素人の方がやるとどんなトラブルが起きるのでしょうか?
1.防犯フィルムを正確にカットできない。
2.気泡が出来る〜チリ、水分、空気が残ったままになります。
実際、素人さんが施工した防犯フィルムは数ヶ月で透明感が無くなってしまい、見るも無残な状態になります。
プロの施工業者が使う防犯フィルムは、市販品の3倍以上の厚さです。肉眼では、下敷きほどの厚さになります。

空き巣の目に付くようにガラス衝撃センサーやガラス破壊センサーなどを取り付けます。
ガラスを割ることに対する心理的な威嚇効果は大きく、犯行をあきらめた理由の上位にも出ています。
でも図太い空き巣なら、あえてガラスを割り、すぐに防犯機器のスイッチをOFFにすることもあり得ます。
価格的にもお手頃な防犯機器は、役に立たない場合もあることを知っておく必要があります。

窓が開くと大音響が鳴ります。また、ガラスの衝撃に対しても大音響が鳴ります。
外から見ると、威嚇する防犯ステッカーの役割も果たしています。ホームセンターでもよく売られていますが、
手頃な値段だけに弱点も多いのです。空き巣も知っているその弱点とは・・・
●ON/OFFスイッチが誰にでもわかる
●車や家人による振動にもセンサーが反応して煩わしい。
防犯性と利便性は、両立しないことが多いです。
窓にも「2ロック」が常識になりつつあります。簡素な補助錠でも、心理的プレッシャーを与えられます。
住宅の場合、音が出るので窓ガラス全部を破って侵入するケースは少ないいのです。
補助錠を壊すために再度ガラスを破る空き巣はほとんどいません。
窓の補助錠はストッパーという役割が強いですが、クレセントだけに比べれば、はるかに防犯効果が高くなります。
「窓のカギ」を強化する商品には、大きく分けて3通りあります。

1.クレセント自体を強化する
暗証番号式にしたり、クレセントの回転を阻止する金具を取り付けます。
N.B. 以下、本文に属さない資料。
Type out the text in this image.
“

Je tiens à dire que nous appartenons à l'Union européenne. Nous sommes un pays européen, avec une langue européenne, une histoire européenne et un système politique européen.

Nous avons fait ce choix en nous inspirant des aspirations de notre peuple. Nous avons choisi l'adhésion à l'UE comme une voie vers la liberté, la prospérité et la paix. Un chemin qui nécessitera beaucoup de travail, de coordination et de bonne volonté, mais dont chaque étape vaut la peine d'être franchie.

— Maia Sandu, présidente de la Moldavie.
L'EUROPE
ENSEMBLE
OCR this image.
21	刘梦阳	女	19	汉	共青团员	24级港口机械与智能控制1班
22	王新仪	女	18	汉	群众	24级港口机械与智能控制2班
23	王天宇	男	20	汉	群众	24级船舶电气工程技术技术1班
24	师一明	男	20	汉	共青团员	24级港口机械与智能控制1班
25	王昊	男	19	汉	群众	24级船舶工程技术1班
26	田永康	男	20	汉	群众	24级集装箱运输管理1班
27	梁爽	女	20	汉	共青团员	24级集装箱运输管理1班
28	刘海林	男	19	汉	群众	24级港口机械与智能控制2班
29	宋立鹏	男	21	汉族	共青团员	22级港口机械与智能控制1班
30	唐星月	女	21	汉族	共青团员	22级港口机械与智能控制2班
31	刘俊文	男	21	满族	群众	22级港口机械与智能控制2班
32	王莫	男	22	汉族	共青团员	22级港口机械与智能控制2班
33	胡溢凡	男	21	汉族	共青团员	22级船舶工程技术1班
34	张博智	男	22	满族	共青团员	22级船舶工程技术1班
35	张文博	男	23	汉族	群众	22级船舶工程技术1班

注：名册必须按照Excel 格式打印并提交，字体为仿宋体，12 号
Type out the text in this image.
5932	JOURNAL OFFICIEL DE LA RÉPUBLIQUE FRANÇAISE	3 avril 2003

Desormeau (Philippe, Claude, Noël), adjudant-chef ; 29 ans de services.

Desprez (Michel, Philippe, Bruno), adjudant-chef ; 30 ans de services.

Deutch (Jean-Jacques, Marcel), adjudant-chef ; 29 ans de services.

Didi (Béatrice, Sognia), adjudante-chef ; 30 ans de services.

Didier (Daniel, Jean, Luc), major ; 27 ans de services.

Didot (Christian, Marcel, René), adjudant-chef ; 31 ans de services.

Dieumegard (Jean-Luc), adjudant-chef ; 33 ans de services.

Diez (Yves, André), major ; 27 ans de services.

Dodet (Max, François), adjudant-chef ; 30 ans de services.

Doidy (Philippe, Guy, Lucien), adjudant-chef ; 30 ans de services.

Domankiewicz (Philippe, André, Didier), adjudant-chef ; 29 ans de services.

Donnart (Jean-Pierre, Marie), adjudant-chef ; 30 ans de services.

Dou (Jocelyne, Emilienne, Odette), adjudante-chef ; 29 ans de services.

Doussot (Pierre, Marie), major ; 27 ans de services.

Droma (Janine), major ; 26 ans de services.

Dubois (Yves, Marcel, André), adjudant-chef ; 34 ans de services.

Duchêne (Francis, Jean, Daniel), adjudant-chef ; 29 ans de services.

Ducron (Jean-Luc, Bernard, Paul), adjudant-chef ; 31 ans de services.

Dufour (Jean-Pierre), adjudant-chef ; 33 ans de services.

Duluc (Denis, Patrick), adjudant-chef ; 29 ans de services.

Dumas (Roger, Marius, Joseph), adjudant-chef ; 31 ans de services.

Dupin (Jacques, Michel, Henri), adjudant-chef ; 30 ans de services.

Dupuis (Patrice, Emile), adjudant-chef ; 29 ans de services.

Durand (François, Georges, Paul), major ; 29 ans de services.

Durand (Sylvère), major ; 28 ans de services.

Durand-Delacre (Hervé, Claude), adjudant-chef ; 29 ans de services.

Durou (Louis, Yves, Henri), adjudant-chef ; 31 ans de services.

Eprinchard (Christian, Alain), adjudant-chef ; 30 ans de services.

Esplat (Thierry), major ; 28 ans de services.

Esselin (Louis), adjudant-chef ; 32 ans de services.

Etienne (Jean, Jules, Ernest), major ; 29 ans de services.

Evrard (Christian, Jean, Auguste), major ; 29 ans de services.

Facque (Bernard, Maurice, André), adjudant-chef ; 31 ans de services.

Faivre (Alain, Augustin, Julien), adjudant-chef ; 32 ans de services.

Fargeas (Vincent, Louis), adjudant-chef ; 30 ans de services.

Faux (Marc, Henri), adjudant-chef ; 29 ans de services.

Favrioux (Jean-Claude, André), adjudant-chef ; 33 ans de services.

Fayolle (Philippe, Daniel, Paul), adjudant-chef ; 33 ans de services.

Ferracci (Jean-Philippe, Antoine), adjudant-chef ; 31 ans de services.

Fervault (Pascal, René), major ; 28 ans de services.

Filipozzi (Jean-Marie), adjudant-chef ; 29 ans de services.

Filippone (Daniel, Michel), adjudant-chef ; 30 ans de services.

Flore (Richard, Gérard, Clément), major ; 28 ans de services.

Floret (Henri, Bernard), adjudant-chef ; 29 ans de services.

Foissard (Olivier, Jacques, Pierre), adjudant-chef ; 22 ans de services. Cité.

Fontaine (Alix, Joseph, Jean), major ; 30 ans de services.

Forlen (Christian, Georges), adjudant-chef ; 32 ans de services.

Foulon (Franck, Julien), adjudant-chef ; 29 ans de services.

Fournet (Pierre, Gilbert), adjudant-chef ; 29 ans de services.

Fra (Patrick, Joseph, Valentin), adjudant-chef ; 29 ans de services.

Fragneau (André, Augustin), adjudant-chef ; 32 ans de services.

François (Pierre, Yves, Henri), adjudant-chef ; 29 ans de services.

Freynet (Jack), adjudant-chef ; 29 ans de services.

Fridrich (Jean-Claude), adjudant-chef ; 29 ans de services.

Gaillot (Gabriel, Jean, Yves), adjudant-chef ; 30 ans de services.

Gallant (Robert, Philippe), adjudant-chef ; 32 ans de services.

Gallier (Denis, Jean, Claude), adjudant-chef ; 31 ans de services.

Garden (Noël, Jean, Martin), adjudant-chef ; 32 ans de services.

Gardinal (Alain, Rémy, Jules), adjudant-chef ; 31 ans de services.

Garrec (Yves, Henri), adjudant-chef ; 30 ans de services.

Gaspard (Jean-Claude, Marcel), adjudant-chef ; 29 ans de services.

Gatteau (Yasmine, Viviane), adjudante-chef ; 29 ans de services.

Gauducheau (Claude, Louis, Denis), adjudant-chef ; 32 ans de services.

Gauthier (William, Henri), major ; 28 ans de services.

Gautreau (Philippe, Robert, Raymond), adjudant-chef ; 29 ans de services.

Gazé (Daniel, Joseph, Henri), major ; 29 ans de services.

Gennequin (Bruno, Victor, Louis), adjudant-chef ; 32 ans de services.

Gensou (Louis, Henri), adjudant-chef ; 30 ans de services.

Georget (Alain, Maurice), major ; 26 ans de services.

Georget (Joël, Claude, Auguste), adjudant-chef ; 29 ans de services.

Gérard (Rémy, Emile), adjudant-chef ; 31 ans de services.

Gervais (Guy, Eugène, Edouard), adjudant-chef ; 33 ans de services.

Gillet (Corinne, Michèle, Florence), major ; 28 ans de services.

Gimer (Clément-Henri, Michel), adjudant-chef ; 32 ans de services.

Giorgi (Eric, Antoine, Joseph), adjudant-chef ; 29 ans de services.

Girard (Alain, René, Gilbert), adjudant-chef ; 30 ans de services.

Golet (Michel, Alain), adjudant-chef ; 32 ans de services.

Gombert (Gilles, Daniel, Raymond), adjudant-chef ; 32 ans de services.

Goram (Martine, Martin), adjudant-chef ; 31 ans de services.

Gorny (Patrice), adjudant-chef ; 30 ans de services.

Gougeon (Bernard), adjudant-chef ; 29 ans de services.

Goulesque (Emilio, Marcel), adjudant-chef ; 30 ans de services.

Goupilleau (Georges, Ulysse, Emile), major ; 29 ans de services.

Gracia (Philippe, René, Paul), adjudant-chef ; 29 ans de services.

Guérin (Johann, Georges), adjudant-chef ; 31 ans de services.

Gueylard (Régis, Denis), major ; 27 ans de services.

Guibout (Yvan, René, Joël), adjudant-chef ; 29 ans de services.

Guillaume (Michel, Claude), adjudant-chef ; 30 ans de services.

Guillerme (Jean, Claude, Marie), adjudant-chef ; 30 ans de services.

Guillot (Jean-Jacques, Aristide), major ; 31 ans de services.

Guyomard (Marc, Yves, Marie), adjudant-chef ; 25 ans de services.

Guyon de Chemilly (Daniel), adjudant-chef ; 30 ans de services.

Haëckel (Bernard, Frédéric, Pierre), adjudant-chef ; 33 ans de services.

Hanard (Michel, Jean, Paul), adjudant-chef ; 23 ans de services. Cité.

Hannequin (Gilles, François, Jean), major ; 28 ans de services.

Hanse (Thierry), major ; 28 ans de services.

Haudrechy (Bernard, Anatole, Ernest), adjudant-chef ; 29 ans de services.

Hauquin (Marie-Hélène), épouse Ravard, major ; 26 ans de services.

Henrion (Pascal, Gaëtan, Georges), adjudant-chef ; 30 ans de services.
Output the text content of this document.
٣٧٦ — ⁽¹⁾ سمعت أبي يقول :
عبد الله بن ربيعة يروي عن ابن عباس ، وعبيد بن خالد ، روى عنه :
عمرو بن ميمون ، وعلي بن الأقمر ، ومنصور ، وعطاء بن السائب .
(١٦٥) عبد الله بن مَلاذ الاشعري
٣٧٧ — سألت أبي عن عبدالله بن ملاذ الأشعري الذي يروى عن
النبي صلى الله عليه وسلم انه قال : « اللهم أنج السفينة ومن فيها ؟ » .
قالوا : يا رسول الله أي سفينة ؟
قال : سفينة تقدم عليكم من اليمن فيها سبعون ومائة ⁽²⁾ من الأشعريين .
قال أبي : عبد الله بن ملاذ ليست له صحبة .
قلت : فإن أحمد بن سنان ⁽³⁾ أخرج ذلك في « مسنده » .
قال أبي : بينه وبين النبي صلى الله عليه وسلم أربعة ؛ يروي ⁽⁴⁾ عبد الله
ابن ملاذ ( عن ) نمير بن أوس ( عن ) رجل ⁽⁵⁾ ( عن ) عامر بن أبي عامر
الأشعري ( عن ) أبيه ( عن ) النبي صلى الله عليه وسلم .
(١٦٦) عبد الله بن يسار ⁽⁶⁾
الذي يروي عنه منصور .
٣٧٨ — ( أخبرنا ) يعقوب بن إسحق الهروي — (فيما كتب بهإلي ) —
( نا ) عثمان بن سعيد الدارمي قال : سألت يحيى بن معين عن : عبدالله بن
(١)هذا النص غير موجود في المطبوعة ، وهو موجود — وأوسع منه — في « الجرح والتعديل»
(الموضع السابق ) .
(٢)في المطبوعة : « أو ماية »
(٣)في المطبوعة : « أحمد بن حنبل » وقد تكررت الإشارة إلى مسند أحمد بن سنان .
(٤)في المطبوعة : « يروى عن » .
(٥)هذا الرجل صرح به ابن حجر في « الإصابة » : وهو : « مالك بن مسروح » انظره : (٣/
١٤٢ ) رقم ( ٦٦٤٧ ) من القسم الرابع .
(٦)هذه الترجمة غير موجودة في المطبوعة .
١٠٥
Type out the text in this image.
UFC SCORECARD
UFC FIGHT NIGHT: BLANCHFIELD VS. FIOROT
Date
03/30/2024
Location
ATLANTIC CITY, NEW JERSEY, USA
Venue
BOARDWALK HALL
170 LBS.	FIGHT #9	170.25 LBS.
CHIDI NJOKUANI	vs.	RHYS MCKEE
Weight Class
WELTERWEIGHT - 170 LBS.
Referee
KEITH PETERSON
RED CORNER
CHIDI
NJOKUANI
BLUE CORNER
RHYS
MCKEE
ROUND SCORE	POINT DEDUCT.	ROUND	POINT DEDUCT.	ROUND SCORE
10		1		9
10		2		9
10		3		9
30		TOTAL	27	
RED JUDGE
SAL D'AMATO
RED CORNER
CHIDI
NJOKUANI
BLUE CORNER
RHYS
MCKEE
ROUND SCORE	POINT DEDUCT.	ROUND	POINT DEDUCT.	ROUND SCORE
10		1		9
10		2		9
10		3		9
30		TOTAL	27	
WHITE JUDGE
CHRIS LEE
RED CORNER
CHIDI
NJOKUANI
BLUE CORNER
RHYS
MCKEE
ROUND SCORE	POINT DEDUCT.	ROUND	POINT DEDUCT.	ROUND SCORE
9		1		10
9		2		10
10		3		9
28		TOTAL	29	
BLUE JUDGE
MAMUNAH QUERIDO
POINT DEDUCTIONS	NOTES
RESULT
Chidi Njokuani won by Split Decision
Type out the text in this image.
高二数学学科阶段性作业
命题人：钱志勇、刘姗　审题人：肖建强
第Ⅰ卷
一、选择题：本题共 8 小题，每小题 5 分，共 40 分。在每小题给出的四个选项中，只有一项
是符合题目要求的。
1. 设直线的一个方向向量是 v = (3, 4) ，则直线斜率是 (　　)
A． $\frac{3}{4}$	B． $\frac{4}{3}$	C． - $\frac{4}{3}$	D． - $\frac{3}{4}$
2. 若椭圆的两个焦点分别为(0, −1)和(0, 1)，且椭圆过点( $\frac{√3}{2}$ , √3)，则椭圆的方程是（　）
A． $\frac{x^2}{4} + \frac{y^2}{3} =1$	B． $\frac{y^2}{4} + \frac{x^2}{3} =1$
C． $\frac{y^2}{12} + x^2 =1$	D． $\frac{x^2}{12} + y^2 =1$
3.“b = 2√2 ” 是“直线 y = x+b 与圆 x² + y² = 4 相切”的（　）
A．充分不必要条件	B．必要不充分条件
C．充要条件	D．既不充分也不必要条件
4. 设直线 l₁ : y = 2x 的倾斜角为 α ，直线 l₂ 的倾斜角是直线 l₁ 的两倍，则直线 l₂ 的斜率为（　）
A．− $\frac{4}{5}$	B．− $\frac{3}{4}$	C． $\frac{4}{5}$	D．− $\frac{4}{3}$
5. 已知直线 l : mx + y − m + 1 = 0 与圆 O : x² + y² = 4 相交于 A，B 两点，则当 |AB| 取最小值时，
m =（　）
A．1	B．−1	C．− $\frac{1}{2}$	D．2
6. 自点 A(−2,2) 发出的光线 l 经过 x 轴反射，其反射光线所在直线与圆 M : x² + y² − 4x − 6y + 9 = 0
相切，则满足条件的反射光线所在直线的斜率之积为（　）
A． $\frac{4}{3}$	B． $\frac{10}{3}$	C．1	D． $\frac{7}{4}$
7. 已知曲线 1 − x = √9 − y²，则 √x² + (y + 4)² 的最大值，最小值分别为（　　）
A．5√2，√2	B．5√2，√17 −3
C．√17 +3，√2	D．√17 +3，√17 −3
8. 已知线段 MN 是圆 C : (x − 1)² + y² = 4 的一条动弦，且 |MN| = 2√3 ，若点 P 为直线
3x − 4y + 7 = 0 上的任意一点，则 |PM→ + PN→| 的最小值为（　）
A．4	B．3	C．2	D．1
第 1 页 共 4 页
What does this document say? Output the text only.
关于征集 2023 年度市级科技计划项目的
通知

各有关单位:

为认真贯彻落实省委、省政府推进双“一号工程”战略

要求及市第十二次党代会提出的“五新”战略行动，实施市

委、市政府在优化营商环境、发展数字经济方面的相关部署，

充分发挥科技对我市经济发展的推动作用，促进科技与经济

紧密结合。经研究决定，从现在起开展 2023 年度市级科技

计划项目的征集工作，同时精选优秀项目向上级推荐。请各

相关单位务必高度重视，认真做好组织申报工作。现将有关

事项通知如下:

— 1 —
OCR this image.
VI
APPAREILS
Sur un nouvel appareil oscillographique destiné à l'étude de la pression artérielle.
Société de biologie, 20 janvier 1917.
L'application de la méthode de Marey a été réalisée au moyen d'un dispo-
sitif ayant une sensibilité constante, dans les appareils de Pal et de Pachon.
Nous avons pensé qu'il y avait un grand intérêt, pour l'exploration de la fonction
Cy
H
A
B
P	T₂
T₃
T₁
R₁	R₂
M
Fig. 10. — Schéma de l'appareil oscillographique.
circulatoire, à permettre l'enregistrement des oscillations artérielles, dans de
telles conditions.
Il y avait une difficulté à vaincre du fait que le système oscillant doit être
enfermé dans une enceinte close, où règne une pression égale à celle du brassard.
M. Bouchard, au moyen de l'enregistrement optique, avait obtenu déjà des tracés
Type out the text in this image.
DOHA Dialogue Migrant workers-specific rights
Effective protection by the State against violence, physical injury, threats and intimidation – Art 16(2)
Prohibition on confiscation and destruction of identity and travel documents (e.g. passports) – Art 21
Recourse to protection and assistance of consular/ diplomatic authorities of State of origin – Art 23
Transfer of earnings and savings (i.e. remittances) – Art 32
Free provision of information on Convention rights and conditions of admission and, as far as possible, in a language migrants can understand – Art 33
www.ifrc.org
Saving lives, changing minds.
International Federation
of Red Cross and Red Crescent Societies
素人さんでは施工が難しい場合もあります。
気軽にクレセントを外す前にホームセンターなどで情報を収集した方がいいでしょう。

2.シリンダー錠を追加する
取付は誰にでもできます。強力粘着テープで貼り付ける商品よりは、ビス止めする商品が望ましいです。
ただし賃貸物件ではビス止めできない可能性があります。気を付けることは、引戸ドア間のチリ(スキマ)が小さい場合は、
商品をそのまま取り付けられないので、専用の補助レールが必要になります。

3.サッシの水返しに挟んで、ドア自体を突っ張る
左の写真が代表例です。奥方向にドアを”突っ張り”、引戸を開ける際に障害物となります。
非常にお手頃な値段で、誰にでも簡単に付けられます。
カギを廻しすぎると、必要以上にドアを突っ張ることになりますので、年月が経つと引戸ドアが変形して反り返る可能性があります。